9 Struggles Of A Non-Quebecer Moving To Montreal
#6 Montreal protests everything.
You have just arrived in the paradise that is Montreal. For many coming from outside of Quebec it will come with a fair helping of culture shock adjusting to a city that is in many ways very different from the rest of the continent. You could be forgiven for thinking that you had moved to another country all together because settling into life in Montreal means adapting to the struggles that your mind will face on a daily basis as you compare your new utopia to your old home.
Here are some of the top "struggles" that out of towners will notice upon arrival.
1. Beer is crazy cheap
If you're from anywhere else in Canada you will be likely find yourself at the dep just about every day because beer is so cheap. Many supermarkets and dépanneurs have excellent varieties of beer for sale and bars often have pitchers on special for reduced rates. Drink up.
2. Bars are open late
A lot of people move to Montreal from cities like Toronto and Vancouver and are pleasantly surprised to discover that the city's nightly activities wrap up much later than back home. Bars close at 3am but there are many underground venues and clubs that stay open all night to indulge those who don't really feel the need to sleep.

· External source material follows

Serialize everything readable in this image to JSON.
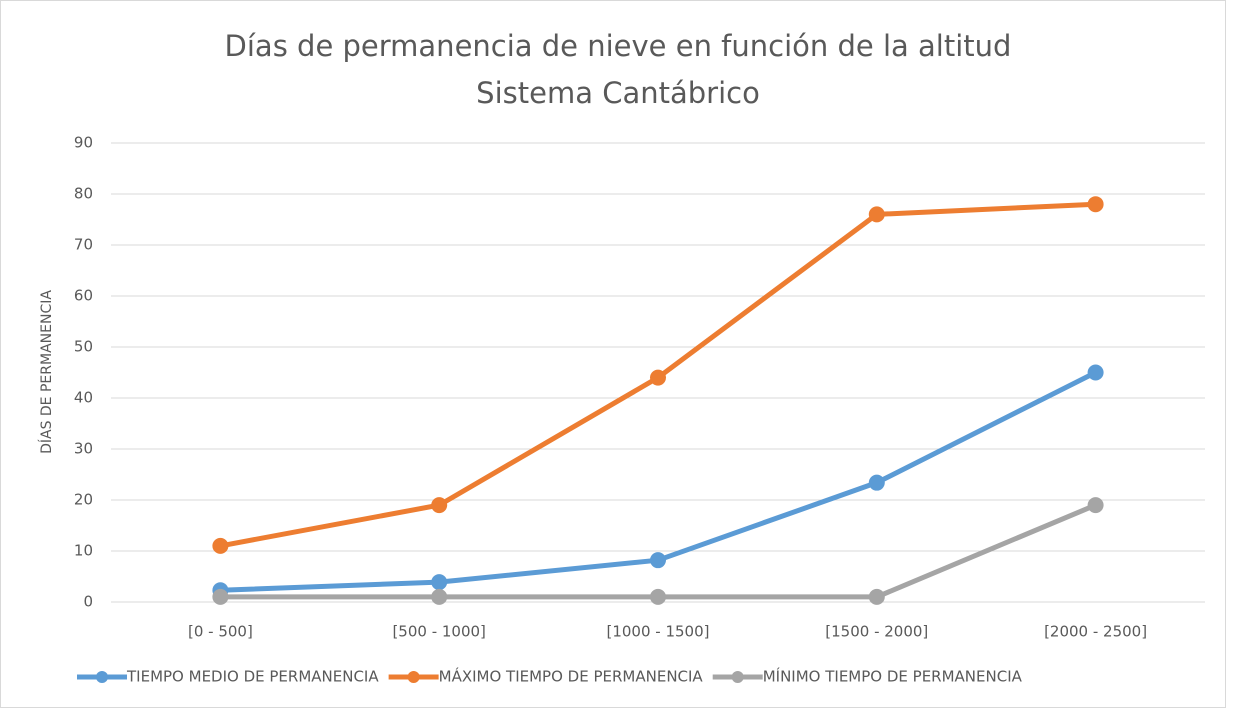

3. Drinking in public is basically legal
What better summer activity than a picnic? The rules around public drinking in Montreal are a tad foggy and it is generally acceptable to have booze with you as long as you're also having food. As a result summer sees parks transformed into wonderful picnic grounds where you can enjoy a cold one (or many) with that gourmet poutine.
Photo cred - monty
4. Strip Clubs
Let's face it, Montreal has a ton of strip clubs. If you're into that that type of entertainment then you've come to the right place as just about every major street in the city proper features a collection of clubs to suite even the most discerning tastes. Many of the city's strip clubs are conveniently located next to grocery stores, cafes and other places that you will frequent during the week so you will never be at a loss to discover new spots.
5. Rent is dirt cheap
Montreal is a cheap city to live in. It is legitimately feasible to survive on $1000 a month and that is largely thanks to rental prices that are much lower than many other major cities in North America. Artists are able to exist here in such large numbers in part because a full time reliable income is not necessary just to pay for the essentials. People arriving from Toronto or Vancouver can basically expect to cut their rental costs in half while also getting more space for the price. Montreal houses generally have a lot of "character" but that usually just adds to the charm.
6. Montreal protests everything
The ongoing student and anti austerity protests are a poignant reminder that people in Montreal are passionate about social issues and are not afraid to voice their opinions. Taking part in a large scale public demonstration is pretty much a right of passage for living here because the generally peaceful nature of protests in the city invites anyone and everyone to take part. Frequent displays of protest are effective and have lead to legislative change in many instances. Newcomers may be taken aback by the shear number of demonstrations in any given year but one can't deny that it is refreshing to see a citizenry that is so engaged with important issues.
7. Music and art are everywhere
Montreal is a city of art in all four seasons. Beautiful murals are visible on just about every building and outdoor pianos are a staple of the summer season. Busking is legal in many places without a permit and the number of bars that offer live music is staggering. Fireworks at La Ronde and ever changing installations at Place des Arts allow anyone to view for free while walking around. For anyone serious about formal art, the Musée des beaux-arts de Montréal offers a year's membership to residents at the unbelievably low price of $30.
8. There are festivals for everything
Every month in Montreal there are multiple festivals celebrating everything from music to food to yoga and just about anything else. The city boasts massive amounts of public space dedicated to the arts and there are also a staggering number of private spaces offering creative exhibitions. Chances are if you live in Montreal and have a hobby or significant interest there is a festival for it. There is even a website dedicated just to listing the ever increasing number of festivals that take place year round.
Photo cred - Anita Hart
9. No security deposits
A shock to many newcomers, landlords cannot legally charge security deposits in Québec. It's always a pain to come up with security deposits while coordinating all of the other million steps involved in a move so newcomers can rest a little easier knowing that they don't have to fork over a bunch of dough up front. The flip side of not having security deposits is that many buildings in Montreal are in less than picturesque condition but the low rental costs definitely make up for it.